On Future Days, the band foregrounds the ambient elements they had begun exploring on previous efforts, dispensing largely with traditional rock song structures and instead "creating hazy, expansive soundscapes dominated by percolating rhythms and evocative layers of keys."PopMatters wrote that "It feels as if Future Days is driven by a coastal breeze, exuding a more pleasant, relaxed mood than anything the band had previously recorded." The last track, "Bel Air", has been described by critics[who?] as being gloriously expansive and Can's most impressionistic song, with "an almost painterly sense of blended colors and landscapes."
The album cover shows a Psi sign in the middle (drawn in the same style as the font used for the cover) and the I Ching symbol ding/the cauldron below the title. The surrounding graphics are based on the Jugendstil artstyle.

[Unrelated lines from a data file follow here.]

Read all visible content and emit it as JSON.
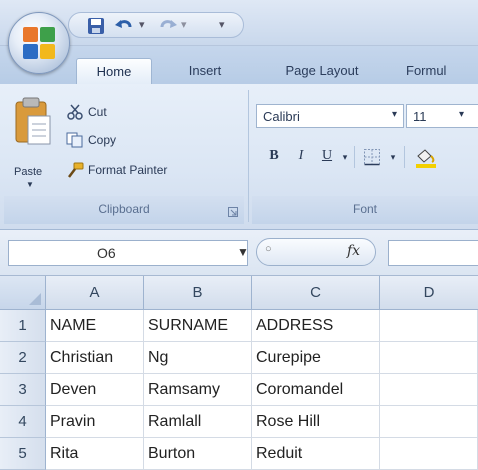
{
  "quick_access": {
    "save_icon": "save-icon",
    "undo_icon": "undo-icon",
    "redo_icon": "redo-icon",
    "customize_icon": "customize-qat-icon"
  },
  "tabs": [
    {
      "label": "Home",
      "active": true
    },
    {
      "label": "Insert",
      "active": false
    },
    {
      "label": "Page Layout",
      "active": false
    },
    {
      "label": "Formul",
      "active": false
    }
  ],
  "clipboard": {
    "paste_label": "Paste",
    "cut_label": "Cut",
    "copy_label": "Copy",
    "format_painter_label": "Format Painter",
    "group_label": "Clipboard"
  },
  "font": {
    "font_name": "Calibri",
    "font_size": "11",
    "bold_label": "B",
    "italic_label": "I",
    "underline_label": "U",
    "group_label": "Font"
  },
  "formula_bar": {
    "name_box": "O6",
    "fx_label": "fx"
  },
  "columns": [
    "A",
    "B",
    "C",
    "D"
  ],
  "rows": [
    {
      "num": "1",
      "cells": [
        "NAME",
        "SURNAME",
        "ADDRESS",
        ""
      ]
    },
    {
      "num": "2",
      "cells": [
        "Christian",
        "Ng",
        "Curepipe",
        ""
      ]
    },
    {
      "num": "3",
      "cells": [
        "Deven",
        "Ramsamy",
        "Coromandel",
        ""
      ]
    },
    {
      "num": "4",
      "cells": [
        "Pravin",
        "Ramlall",
        "Rose Hill",
        ""
      ]
    },
    {
      "num": "5",
      "cells": [
        "Rita",
        "Burton",
        "Reduit",
        ""
      ]
    }
  ],
  "colors": {
    "ribbon": "#dbe6f4",
    "header": "#d2ddec",
    "office_orange": "#e9772b",
    "office_green": "#3ea04a",
    "office_blue": "#2b6cc4"
  }
}
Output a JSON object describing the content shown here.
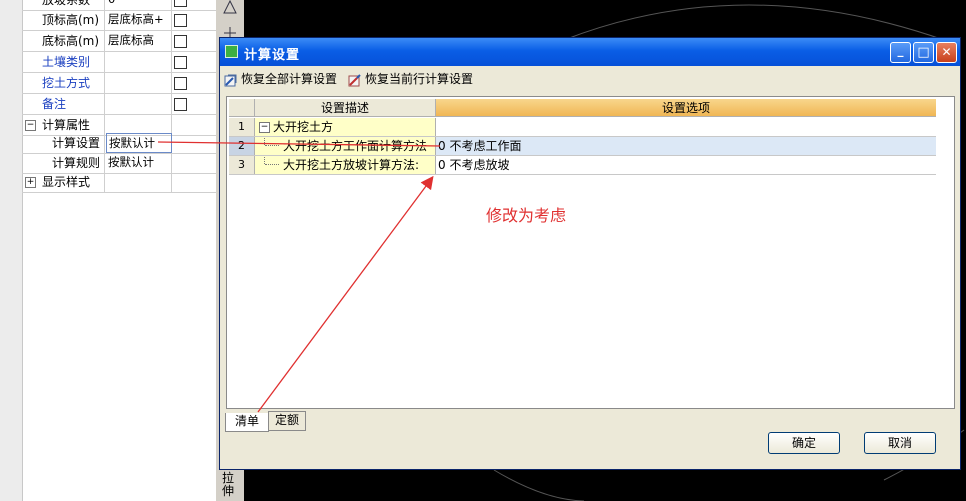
{
  "property_panel": {
    "rows": [
      {
        "label": "放坡系数",
        "value": "0",
        "checkbox": true
      },
      {
        "label": "顶标高(m)",
        "value": "层底标高+",
        "checkbox": true
      },
      {
        "label": "底标高(m)",
        "value": "层底标高",
        "checkbox": true
      },
      {
        "label": "土壤类别",
        "value": "",
        "checkbox": true
      },
      {
        "label": "挖土方式",
        "value": "",
        "checkbox": true
      },
      {
        "label": "备注",
        "value": "",
        "checkbox": true
      },
      {
        "label": "计算属性",
        "value": "",
        "checkbox": false
      },
      {
        "label": "计算设置",
        "value": "按默认计",
        "checkbox": false
      },
      {
        "label": "计算规则",
        "value": "按默认计",
        "checkbox": false
      },
      {
        "label": "显示样式",
        "value": "",
        "checkbox": false
      }
    ],
    "expander_minus": "−",
    "expander_plus": "+"
  },
  "side_toolbar": {
    "vertical_text_1": "拉",
    "vertical_text_2": "伸"
  },
  "dialog": {
    "title": "计算设置",
    "window_buttons": {
      "minimize": "_",
      "maximize": "□",
      "close": "✕"
    },
    "toolbar": {
      "restore_all": "恢复全部计算设置",
      "restore_current": "恢复当前行计算设置"
    },
    "grid": {
      "headers": {
        "desc": "设置描述",
        "option": "设置选项"
      },
      "rows": [
        {
          "num": "1",
          "desc": "大开挖土方",
          "option": ""
        },
        {
          "num": "2",
          "desc": "大开挖土方工作面计算方法",
          "option": "0 不考虑工作面"
        },
        {
          "num": "3",
          "desc": "大开挖土方放坡计算方法:",
          "option": "0 不考虑放坡"
        }
      ]
    },
    "tabs": {
      "qingdan": "清单",
      "dinge": "定额"
    },
    "buttons": {
      "ok": "确定",
      "cancel": "取消"
    }
  },
  "annotation": {
    "text": "修改为考虑",
    "color": "#e03030"
  },
  "colors": {
    "title_bar": "#0a5ee6",
    "option_header": "#f0b654",
    "desc_cell": "#ffffc8",
    "arrow": "#e03030"
  }
}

Some versions of the vinyl album have a slightly different cover in which the graphics don't have a light emboss or in which the lightly reflective gold tint is replaced by a flat yellow instead. These differences are also present on the CD releases. Even though not all versions of the covers are fully identical, the tracks do not differ on any release version whatsoever.
The album was ranked number 8 on Rolling Stone's 50 Greatest Prog Rock Albums of All Time list.Pitchfork named it the 56th greatest album of the 1970s. In 1995 Mojo also named it the 62nd greatest album of all time.